JERUSALEM: L'un des principaux imams de la mosquée Al‑Aqsa de Jérusalem-Est a annoncé mardi que les autorités israéliennes lui avaient refusé l'entrée sur ce site, à quelques jours du début du ramadan.

"J'ai été interdit d'entrer dans la mosquée pendant une semaine et cette interdiction peut être reconduite", a déclaré à l'AFP l'imam, Cheikh Muhammad al‑Abbasi, précisant qu'aucune explication ne lui avait été donnée.

L'imam a ajouté qu'il était revenu à Al‑Aqsa "il y a un mois après avoir passé un an à l'hôpital à la suite d'un grave accident de voiture".

"Cette interdiction est une affaire grave pour nous, car notre âme est liée à Al-Aqsa. Al-Aqsa, c'est notre vie", a-t-il ajouté.

Des centaines de milliers de fidèles palestiniens sont attendus sur l'esplanade des Mosquées, où se trouve la mosquée, durant le mois de jeûne musulman de ramadan qui doit commencer cette semaine.

Le site, troisième lieu saint de l'islam, se trouve à Jérusalem-Est, la partie de la ville occupée et annexée par Israël en 1967. Si ce lieu saint musulman est administré par la Jordanie, Israël y impose des restrictions, notamment sur le nombre de fidèles pouvant y accéder ou leur âge.

Au coeur du conflit israélien palestinien, ce site très sensible, appelé Mont du Temple par les juifs, est aussi le lieu le plus sacré du judaïsme, bien que les juifs ne soient pas autorisés à y prier en vertu d'un statu quo datant de 1967.

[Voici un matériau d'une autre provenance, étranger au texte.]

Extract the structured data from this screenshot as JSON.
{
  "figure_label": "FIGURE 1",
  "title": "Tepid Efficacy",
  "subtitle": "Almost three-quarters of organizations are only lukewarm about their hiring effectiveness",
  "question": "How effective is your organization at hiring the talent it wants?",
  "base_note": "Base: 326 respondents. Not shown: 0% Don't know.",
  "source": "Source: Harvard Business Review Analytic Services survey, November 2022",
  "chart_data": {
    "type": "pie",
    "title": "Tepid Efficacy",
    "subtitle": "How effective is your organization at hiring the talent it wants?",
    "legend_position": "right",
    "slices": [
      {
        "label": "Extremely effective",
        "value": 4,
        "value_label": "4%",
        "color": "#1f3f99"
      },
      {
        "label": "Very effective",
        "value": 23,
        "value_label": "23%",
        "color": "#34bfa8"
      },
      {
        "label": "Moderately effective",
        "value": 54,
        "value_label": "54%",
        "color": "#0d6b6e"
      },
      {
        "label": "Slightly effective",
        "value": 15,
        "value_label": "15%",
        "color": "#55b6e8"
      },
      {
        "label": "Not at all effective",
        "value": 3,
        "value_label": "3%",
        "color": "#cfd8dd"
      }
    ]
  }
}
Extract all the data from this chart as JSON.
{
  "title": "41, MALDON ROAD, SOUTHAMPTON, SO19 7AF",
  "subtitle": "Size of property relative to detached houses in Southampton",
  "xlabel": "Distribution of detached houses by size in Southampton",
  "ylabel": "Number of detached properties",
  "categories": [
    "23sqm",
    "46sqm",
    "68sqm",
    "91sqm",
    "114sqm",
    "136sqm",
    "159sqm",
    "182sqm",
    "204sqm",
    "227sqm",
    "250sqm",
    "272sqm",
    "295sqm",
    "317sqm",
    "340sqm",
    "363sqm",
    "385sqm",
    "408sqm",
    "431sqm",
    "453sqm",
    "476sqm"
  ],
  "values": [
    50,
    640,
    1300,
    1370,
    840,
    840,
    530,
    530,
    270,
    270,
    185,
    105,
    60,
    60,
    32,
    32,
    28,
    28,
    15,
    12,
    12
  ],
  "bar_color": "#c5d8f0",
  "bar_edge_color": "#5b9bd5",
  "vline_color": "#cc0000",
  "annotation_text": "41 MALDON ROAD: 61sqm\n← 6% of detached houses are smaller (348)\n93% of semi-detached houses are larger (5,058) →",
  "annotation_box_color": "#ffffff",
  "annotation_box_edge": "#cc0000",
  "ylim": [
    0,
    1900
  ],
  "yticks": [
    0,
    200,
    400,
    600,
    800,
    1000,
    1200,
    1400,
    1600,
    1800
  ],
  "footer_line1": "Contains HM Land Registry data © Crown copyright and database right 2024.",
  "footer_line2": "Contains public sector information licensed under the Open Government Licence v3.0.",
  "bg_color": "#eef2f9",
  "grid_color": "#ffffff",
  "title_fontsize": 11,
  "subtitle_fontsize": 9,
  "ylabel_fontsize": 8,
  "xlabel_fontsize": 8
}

La police israélienne avait annoncé lundi avoir recommandé une limite de 10.000 autorisations délivrées pour le ramadan à des Palestiniens de Cisjordanie occupée, qui ne peuvent se rendre à Jérusalem sans permis.

Le Gouvernorat de Jérusalem, une entité administrative  palestinienne n'exerçant qu'un rôle très limité dans la ville, avait de son côté dit avoir été informé que les permis ne seraient délivrés qu'aux hommes de plus de 55 ans et aux femmes de plus de 50 ans, comme cela avait été le cas en 2025.